Entendendo essa relação de simbiose entre o mito (Batman) e o espaço (Gotham), Matt Reeves entrega um filme que ainda merece méritos por valorizar a presença desse espaço. Há, de fato, uma mise-en-scene planejada, e não fundo verde e cenários cinzentos. A Gotham de Batman é suja, escura, e reserva perigos inesperados a cada esquina. O uso de efeitos digitais é mínimo para que cada canto desse lugar seja palpável e converse com a imagem do herói.

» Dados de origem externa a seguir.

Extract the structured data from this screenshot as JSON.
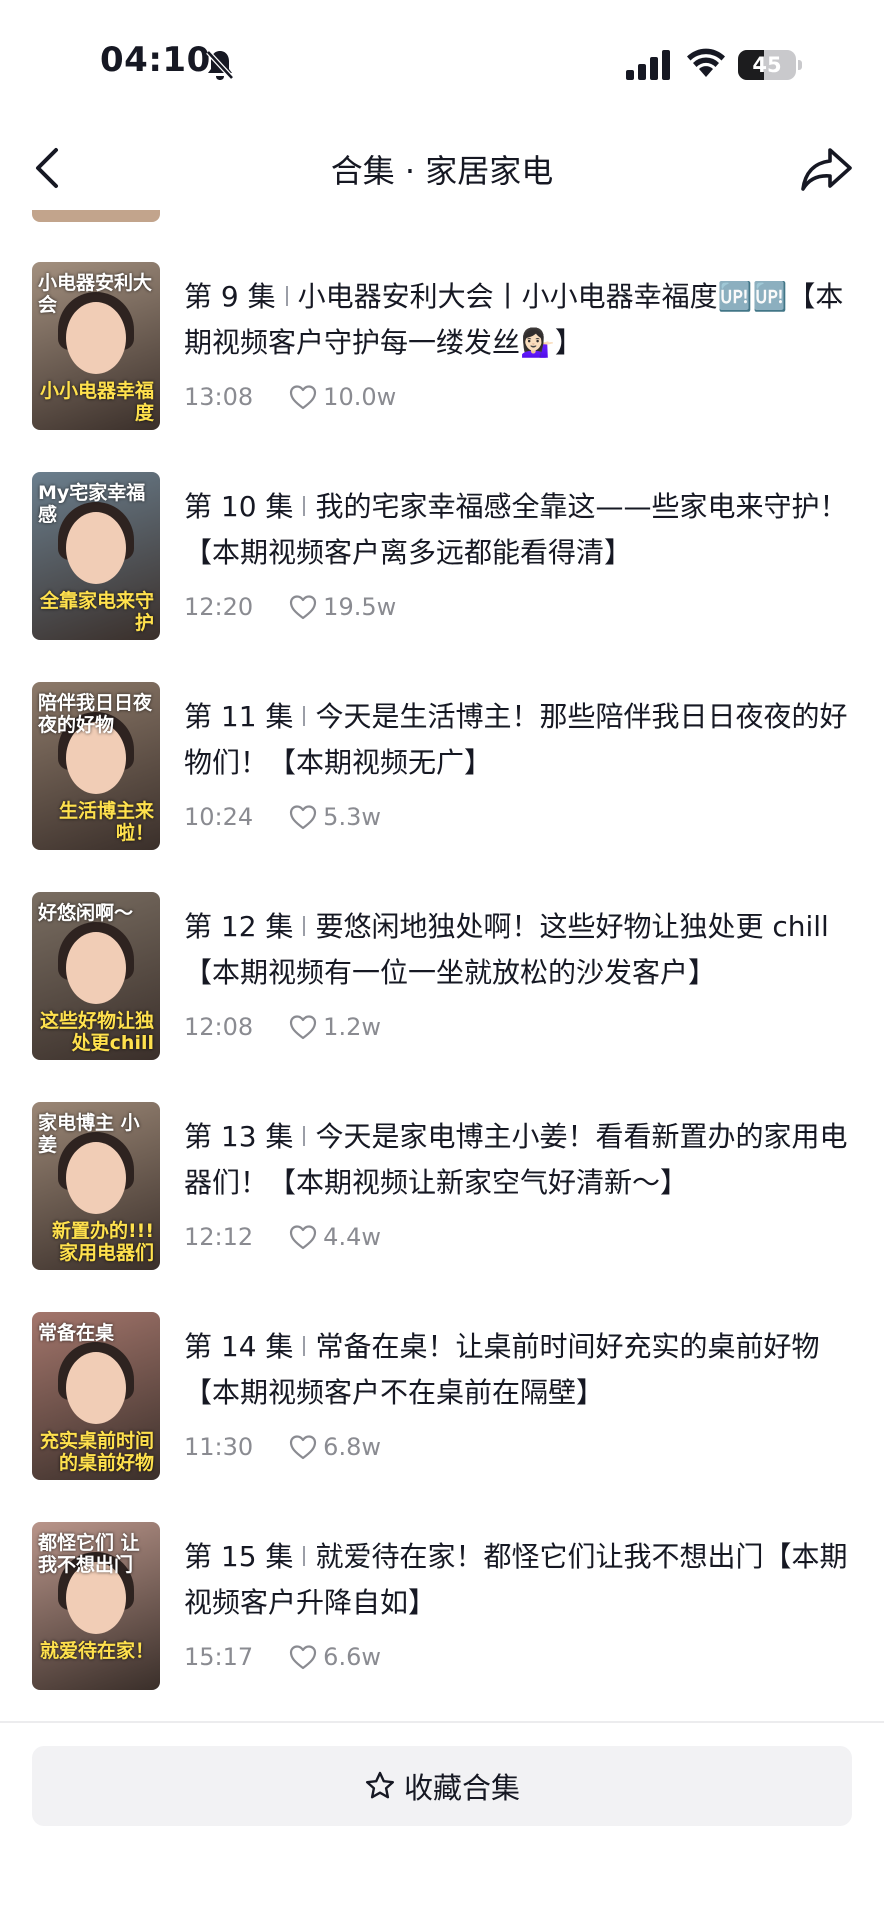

É a primeira vez em décadas que um filme do personagem dos quadrinhos surge como materialização do próprio ambiente em que está, já que além da construção cênica, o Batman de Pattinson é, como eram os bons personagens noir, uma figura complexa, depressiva, sombria, violenta, cheia de dúvidas e dores e nem sempre com as ideias certas.
Sempre preocupado com imagens, reflexos e usando para isso muitos planos baseados em projeções e vidros (as lentes que o personagem usa para registrar sua ação; as vidraças, clarabóias e janelas que estão em praticamente todos os cenários e momentos relevantes do filme; o vidro que separa herói e vilão no último confronto), Batman traz um personagem em crise psicológica que percebe em si o potencial para curar uma crise social do espaço onde vive. Mas para isso, é preciso ressignificar a imagem. Assim como o próprio filme tenta, à sua maneira, ressignificar os blockbusters de quadrinhos ao negar o fundo verde e a artificialidade e lembrar que, vejam só, é possível ter mise-en-scene em filmes de heróis.